Non possiamo misurare lo
spirito nazionale sulla base dell'indice Dow-Jones, né i successi del paese
sulla base del Prodotto Interno Lordo.
Il PIL comprende anche
l'inquinamento dell'aria e la pubblicità delle sigarette, e le ambulanze per
sgombrare le nostre autostrade dalle carneficine dei fine-settimana.
Il PIL mette nel conto le
serrature speciali per le nostre porte di casa, e le prigioni per coloro che
cercano di forzarle. Comprende programmi televisivi che valorizzano la violenza
per vendere prodotti violenti ai nostri bambini.
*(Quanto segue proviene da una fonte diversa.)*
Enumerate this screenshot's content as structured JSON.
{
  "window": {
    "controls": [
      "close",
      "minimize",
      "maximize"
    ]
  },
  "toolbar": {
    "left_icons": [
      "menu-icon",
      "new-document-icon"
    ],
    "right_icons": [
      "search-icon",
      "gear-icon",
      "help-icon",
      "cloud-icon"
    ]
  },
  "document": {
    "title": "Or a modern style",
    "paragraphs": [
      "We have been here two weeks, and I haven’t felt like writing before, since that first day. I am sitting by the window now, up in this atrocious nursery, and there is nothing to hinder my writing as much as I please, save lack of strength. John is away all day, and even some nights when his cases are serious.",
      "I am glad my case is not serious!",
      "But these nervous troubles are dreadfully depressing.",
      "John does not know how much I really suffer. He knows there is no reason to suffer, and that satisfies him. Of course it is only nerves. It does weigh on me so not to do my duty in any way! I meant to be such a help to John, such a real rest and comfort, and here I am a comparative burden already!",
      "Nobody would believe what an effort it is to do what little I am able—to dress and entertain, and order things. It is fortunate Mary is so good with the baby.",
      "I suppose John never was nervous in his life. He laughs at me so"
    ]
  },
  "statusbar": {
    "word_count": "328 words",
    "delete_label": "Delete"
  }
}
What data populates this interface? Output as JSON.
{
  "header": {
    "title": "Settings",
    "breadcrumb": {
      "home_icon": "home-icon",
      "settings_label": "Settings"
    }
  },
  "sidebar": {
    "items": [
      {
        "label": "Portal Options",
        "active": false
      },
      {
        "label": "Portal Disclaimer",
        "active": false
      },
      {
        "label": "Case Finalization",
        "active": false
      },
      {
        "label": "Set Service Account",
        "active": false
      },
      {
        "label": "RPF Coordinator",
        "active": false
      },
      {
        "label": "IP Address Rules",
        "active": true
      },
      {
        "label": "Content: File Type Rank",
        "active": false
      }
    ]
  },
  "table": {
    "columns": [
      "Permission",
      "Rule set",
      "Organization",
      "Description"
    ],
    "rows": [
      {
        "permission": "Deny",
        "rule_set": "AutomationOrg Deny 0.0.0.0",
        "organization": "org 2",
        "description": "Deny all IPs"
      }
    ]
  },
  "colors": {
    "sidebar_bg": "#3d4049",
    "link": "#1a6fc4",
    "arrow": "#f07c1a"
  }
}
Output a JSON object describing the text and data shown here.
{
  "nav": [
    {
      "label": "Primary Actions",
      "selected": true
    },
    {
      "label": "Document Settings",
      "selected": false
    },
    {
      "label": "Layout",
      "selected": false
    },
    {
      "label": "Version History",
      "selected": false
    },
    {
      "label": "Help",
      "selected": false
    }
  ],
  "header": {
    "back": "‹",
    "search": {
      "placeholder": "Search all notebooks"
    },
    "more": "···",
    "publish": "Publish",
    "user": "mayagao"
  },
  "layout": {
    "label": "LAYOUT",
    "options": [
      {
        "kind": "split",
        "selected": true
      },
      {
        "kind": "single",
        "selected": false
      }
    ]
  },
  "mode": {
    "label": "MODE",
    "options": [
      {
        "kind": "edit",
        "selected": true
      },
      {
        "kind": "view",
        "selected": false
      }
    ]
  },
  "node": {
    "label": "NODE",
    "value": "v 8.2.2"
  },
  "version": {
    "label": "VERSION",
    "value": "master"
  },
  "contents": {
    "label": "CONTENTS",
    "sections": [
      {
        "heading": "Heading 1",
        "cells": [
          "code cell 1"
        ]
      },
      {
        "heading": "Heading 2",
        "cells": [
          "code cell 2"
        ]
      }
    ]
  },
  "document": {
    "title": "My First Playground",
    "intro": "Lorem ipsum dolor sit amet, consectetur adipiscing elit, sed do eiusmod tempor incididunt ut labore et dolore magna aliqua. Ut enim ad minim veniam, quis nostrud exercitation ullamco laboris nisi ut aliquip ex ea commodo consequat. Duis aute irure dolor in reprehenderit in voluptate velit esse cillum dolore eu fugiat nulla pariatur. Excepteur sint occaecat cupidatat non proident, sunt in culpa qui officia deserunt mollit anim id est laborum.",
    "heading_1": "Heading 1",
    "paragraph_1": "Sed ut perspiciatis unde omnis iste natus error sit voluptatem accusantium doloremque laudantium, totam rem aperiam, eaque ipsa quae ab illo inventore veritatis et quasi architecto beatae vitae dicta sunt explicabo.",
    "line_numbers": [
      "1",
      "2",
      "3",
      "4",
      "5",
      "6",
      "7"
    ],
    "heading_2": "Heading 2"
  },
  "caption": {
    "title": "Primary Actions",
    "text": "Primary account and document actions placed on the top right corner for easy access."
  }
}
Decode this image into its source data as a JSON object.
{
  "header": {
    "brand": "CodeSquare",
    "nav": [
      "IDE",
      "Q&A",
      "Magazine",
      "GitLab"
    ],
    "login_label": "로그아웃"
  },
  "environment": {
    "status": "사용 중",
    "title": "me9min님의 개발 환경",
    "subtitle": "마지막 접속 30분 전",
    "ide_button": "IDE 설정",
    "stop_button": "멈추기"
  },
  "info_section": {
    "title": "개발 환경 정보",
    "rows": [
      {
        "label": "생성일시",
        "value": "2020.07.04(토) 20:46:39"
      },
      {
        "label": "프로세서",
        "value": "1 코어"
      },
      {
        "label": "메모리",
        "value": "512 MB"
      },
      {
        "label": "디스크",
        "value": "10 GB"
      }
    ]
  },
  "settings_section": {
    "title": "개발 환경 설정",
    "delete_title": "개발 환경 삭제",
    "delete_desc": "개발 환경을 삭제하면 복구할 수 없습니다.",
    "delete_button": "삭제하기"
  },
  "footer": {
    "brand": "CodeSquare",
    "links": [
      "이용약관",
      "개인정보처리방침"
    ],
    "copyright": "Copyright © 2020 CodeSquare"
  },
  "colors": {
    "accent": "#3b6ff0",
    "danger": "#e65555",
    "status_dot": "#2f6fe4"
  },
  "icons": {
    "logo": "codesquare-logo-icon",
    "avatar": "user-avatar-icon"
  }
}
Cresce con la produzione di
napalm, missili e testate nucleari, comprende anche la ricerca per migliorare
la disseminazione della peste bubbonica, si accresce con gli equipaggiamenti
che la polizia usa per sedare le rivolte, e non fa che aumentare quando sulle
loro ceneri si ricostruiscono i bassifondi popolari.
Il PIL non tiene conto
della salute delle nostre famiglie, della qualità della loro educazione o della
gioia dei loro momenti di svago. Non comprende la bellezza della nostra poesia
o la solidità dei valori familiari, l'intelligenza del nostro dibattere o
l'onestà dei nostri pubblici dipendenti. Non tiene conto né della giustizia nei
nostri tribunali, né dell'equità nei rapporti fra di noi.
Il PIL non misura né la
nostra arguzia né il nostro coraggio, né la nostra saggezza né la nostra
conoscenza, né la nostra compassione né la devozione al nostro paese. Misura
tutto, in breve, eccetto ciò che rende la vita veramente degna di essere
vissuta.
Può dirci tutto
sull'America, ma non se possiamo essere orgogliosi di essere americani.»